Consider a linked list having a loop. Its mathematical model can be 
designed something like this -

A straight chain containing 'm' nodes, the last of which is linked to 
one of the 'n' nodes that are connected in cyclic fashion. 

So the culprit link you can find by advancing m+n-1 links, and removing 
the last one. Now the question is how to do it?

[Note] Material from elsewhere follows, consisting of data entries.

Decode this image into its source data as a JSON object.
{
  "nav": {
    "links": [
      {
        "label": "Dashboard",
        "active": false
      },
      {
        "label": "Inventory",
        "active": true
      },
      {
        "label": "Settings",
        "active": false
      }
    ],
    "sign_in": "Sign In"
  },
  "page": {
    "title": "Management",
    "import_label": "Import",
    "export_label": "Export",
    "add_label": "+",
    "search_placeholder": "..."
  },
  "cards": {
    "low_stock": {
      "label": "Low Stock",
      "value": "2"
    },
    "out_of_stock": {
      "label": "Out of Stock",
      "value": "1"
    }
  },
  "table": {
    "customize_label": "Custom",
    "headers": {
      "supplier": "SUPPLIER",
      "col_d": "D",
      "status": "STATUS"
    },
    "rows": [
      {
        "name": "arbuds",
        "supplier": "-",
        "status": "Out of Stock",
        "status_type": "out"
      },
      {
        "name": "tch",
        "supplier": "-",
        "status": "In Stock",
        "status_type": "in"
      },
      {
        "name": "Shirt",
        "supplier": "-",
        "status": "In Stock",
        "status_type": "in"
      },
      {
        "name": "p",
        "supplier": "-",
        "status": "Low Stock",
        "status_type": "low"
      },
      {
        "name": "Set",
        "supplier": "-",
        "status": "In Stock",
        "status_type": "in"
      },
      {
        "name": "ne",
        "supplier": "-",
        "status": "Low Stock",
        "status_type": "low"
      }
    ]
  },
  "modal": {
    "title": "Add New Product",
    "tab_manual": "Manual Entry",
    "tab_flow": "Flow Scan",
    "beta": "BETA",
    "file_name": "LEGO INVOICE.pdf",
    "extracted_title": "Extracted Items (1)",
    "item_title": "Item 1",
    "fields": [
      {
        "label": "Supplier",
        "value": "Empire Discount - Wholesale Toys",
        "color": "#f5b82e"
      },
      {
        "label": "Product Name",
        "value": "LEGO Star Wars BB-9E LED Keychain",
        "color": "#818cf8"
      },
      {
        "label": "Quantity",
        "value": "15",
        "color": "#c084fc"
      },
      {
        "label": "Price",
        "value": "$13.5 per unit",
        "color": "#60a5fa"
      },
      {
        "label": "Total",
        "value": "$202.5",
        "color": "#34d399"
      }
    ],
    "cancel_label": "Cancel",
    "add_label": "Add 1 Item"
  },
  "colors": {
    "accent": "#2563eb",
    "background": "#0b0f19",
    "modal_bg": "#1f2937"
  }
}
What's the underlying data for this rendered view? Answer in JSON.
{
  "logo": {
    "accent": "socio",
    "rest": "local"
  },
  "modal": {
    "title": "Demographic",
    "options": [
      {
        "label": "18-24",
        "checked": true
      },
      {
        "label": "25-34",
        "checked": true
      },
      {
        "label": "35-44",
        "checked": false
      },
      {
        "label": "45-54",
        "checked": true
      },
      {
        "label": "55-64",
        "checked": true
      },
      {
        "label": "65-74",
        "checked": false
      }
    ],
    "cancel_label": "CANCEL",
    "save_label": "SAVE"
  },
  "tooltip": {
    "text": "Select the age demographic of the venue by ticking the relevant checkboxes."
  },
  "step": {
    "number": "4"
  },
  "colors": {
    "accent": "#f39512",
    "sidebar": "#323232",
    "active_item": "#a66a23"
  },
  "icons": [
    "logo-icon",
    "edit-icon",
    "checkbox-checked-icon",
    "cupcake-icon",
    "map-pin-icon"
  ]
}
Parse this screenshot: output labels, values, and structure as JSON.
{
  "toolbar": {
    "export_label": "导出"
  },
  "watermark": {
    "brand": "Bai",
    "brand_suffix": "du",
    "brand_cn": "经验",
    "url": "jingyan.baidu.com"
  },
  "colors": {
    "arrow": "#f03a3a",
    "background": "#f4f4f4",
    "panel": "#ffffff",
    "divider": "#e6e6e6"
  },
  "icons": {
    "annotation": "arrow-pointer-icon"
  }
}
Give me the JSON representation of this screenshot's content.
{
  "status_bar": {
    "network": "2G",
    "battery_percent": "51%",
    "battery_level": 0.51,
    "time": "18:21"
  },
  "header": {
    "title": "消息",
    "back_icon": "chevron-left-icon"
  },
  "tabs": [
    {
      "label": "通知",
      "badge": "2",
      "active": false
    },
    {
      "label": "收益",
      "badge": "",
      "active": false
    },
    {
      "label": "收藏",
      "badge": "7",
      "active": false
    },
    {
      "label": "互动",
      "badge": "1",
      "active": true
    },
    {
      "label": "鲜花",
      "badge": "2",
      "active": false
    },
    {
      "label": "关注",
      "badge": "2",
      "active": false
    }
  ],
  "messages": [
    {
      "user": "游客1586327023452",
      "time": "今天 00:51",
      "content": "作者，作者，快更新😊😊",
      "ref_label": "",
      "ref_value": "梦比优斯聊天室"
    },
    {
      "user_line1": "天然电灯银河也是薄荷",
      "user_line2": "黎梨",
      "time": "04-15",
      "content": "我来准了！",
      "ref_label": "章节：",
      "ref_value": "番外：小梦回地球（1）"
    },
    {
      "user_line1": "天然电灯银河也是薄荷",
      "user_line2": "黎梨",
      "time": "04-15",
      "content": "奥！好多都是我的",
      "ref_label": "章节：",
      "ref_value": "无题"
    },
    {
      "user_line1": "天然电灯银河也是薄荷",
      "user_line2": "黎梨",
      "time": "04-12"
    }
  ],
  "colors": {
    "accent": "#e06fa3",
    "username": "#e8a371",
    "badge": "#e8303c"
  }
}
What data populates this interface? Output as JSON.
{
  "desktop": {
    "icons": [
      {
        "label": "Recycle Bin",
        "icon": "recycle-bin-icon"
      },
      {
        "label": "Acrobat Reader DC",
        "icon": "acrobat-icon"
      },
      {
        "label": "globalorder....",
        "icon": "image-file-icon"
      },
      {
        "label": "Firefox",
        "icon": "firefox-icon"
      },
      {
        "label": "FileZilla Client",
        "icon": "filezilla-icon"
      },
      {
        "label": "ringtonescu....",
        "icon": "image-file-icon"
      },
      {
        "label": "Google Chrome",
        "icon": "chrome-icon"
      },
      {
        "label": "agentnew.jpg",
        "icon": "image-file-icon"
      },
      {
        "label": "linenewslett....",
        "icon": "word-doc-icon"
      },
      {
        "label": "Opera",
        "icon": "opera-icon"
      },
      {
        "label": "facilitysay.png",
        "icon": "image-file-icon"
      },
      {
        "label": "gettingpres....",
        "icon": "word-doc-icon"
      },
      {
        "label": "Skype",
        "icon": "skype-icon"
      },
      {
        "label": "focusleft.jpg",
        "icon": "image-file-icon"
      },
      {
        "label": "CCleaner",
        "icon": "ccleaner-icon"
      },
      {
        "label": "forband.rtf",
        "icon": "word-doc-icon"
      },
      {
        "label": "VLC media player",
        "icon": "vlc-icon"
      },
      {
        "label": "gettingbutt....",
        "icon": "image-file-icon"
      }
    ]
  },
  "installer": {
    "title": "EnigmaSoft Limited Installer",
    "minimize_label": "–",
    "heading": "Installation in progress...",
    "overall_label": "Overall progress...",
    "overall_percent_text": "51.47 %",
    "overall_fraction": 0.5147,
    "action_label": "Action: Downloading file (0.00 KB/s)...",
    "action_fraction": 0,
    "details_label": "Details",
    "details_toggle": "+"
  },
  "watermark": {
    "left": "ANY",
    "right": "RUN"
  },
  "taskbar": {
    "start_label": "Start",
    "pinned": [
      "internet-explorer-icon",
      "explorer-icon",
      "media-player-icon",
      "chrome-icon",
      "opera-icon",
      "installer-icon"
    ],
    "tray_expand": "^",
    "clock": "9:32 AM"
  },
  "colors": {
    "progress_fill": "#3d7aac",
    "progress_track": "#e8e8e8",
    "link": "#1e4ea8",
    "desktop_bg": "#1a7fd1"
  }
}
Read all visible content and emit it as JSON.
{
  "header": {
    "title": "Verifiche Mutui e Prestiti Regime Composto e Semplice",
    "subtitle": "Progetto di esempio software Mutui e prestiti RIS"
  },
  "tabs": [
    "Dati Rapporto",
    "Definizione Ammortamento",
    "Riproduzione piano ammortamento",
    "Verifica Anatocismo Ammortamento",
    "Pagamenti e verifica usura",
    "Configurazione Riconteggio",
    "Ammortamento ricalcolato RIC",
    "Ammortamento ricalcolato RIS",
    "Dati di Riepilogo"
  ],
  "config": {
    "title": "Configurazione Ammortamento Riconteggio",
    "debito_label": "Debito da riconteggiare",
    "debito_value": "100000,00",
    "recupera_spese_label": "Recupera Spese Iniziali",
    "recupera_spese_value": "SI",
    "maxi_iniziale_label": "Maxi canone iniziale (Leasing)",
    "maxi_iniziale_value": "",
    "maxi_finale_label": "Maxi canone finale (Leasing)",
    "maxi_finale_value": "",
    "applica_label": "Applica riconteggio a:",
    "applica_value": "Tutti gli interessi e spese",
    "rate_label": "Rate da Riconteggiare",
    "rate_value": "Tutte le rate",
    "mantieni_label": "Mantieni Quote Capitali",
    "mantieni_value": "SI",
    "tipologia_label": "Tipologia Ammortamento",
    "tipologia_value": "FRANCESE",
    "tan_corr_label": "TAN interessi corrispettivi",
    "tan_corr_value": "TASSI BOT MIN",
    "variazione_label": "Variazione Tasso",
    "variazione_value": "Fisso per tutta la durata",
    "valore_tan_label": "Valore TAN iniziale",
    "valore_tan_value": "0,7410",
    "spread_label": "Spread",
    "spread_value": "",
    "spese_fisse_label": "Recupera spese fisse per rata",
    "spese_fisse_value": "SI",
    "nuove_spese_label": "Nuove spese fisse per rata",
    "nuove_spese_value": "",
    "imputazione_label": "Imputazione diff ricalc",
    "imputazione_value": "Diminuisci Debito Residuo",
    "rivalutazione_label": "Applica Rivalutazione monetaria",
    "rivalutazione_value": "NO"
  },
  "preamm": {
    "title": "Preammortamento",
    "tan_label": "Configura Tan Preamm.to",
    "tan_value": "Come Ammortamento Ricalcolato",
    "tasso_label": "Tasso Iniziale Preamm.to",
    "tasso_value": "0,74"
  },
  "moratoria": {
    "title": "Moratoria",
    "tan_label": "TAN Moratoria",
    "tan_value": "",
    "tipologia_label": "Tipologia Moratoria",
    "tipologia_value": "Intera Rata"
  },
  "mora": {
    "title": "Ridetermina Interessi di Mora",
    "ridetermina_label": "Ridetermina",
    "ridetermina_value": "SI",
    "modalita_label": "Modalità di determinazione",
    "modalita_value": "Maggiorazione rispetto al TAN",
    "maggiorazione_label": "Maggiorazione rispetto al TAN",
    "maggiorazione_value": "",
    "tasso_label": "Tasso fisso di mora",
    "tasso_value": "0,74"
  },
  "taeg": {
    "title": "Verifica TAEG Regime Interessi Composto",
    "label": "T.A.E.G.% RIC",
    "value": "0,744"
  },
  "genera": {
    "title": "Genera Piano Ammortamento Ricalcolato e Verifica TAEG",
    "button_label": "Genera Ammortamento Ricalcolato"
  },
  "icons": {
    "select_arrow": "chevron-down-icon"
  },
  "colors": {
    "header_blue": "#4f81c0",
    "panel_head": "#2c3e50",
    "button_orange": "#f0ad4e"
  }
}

Consider first the method to detect the link -

if p1 and p2 are two pointers that start at head, and p1 advances by 1 
step in each interation and p2 by 2 steps, then they surely would meet
at one of the nodes that are in the loop. Let the offset of this node 
(with respect to the first node of the loop, that is directly pointed to 
by the last node of the straight chain, as 0) be k,

where 0 <= k < n 

Let p1 be advanced by x steps, so p2 would have advanced by y = 2*x 
steps. We can model x as -

x = m + r*n + k 

where r is the number of cycles of the loop the pointer p1 travelled 
before it met p2 at the kth node (where r >= 0).

Then for p2

y = 2*x = 2*( m + r*n + k )
  = 2*m + 2*r*n + 2*k

or 

y = ( m + 2*r*n + k ) + (m + k)

for both p1 and p2 to meet at the kth node after x and y steps 
respectively, we can assert that

(m + k) should be an integral multiple of n,

or m + k = i*n
or k = i*n - m 

since k >= 0, i should be the such that k comes out to be positive, also 
i should be as small as possible, because the loop will terminate once 
p1 and p2 are equal.

If m+k is a multiple of n, then advancing a pointer m steps from the 
node where p1 and p2 met, should fetch the culprit node, the next 
pointer of which you can set to null to terminate the link. 


But theoretically, it is impossible to find m and k separately in O(n) 
time. So a simple trick can be employed, keep a pointer at the kth node, 
and another at head, advance both one step each synchronously till, the 
next pointer of each is not equal, this condition would be precisely 
true for the culprit node only. So that solves the problem.


The only exception where this fails is when m is zero, that is the list 
is a fully circular linked list. In that case you can check to find this case by testing whether the kth node found is same as the head itself, 
if so, simply traverse the loop once to find the node pointing to the head and set its next pointer to null!